Other agenda items are the declaration of dividends, election and re-election of Directors, authorisation for Directors to determine the remuneration of the Auditors, and election/re-election of shareholders’ representatives to the Audit Committee.

In line with its commitment to transparency, accountability, and shareholder engagement, the AGM will be held physically while also being accessible to stakeholders via the company’s official website: www.championbreweries.com.

This year’s AGM comes at a defining moment in the organisation’s corporate journey, following a transformative year marked by strategic expansion initiatives, including the acquisition of Bullet Energy Drink and its successful engagement with the capital market to raise growth capital.

These developments reinforce Champion Breweries Plc’s commitment to strengthening its competitive positioning, expanding its portfolio, and delivering long-term shareholder value.

The brewer has strengthened its transition into a group structure with the acquisition of an 80 per cent stake in enJOYbev B.V., a strategic move already delivering early earnings contribution and validating its international expansion drive.

The subsidiary’s results are now being consolidated into the Group accounts for the first time, with enJOYbev B.V. already contributing positively to earnings through operating profitability within the reporting period, an early validation of the group’s expansion strategy.

“This AGM reflects a defining chapter in our journey as a Company.
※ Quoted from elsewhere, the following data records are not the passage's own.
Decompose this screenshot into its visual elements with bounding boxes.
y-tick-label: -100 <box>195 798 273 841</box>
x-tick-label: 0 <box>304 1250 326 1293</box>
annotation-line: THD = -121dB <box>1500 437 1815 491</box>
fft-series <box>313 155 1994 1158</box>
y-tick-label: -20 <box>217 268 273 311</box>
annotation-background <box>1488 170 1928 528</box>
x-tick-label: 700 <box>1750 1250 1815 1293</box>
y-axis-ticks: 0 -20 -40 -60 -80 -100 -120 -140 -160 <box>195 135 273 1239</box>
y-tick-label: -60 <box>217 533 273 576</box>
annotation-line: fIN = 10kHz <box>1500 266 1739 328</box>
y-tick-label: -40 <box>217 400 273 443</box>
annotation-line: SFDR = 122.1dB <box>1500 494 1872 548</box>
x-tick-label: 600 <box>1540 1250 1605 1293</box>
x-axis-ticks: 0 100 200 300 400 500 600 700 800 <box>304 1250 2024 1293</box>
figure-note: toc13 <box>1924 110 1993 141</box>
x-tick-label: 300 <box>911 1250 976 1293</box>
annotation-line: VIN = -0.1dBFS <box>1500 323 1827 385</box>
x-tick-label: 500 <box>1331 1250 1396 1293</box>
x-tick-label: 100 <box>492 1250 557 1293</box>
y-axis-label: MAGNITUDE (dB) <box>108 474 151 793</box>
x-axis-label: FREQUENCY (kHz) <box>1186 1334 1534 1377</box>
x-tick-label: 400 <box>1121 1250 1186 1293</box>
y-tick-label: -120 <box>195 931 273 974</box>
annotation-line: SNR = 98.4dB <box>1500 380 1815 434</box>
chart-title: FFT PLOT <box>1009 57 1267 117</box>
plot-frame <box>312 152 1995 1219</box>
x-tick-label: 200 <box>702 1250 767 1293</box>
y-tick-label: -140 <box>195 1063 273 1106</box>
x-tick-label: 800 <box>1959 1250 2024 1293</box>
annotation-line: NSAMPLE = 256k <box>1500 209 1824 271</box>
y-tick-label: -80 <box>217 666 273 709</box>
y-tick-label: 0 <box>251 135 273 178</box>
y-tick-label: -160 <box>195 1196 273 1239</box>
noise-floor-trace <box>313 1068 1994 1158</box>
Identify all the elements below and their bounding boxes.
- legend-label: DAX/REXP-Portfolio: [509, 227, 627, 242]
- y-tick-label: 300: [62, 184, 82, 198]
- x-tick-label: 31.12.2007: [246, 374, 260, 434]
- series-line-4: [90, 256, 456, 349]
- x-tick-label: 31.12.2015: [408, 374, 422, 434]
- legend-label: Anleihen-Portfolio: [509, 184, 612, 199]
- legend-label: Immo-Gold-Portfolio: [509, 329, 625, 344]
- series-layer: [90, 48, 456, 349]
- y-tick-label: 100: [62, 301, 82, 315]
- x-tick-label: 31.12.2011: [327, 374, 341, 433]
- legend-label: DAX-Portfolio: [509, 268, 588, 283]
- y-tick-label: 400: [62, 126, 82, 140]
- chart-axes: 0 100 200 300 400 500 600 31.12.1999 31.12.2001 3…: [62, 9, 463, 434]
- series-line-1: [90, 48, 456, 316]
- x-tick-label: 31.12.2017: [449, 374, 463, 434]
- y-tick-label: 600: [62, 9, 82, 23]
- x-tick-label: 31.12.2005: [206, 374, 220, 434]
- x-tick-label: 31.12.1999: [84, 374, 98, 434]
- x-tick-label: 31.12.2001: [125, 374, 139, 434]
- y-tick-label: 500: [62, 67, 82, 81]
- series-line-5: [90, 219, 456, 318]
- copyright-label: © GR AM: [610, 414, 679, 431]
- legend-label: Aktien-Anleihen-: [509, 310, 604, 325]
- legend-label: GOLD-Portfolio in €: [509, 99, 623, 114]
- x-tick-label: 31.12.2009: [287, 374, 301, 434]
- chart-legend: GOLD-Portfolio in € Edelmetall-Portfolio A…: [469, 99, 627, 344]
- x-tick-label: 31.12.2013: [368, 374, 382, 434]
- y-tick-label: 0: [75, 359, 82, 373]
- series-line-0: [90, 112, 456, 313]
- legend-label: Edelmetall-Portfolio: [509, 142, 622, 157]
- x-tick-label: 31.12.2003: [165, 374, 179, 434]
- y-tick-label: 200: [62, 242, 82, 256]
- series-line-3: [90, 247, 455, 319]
The acquisition of Bullet, our successful capital market engagement, and the integration of enJOYbev B.V. into our group structure all signal a deliberate strategy for sustainable growth and diversification.

“These milestones position Champion Breweries Plc for stronger performance, broader market reach, and enhanced shareholder value. We remain committed to disciplined execution, operational excellence, and the highest standards of corporate governance,” the chairman of Champion Breweries, Mr Imo Abasi Jacob, said.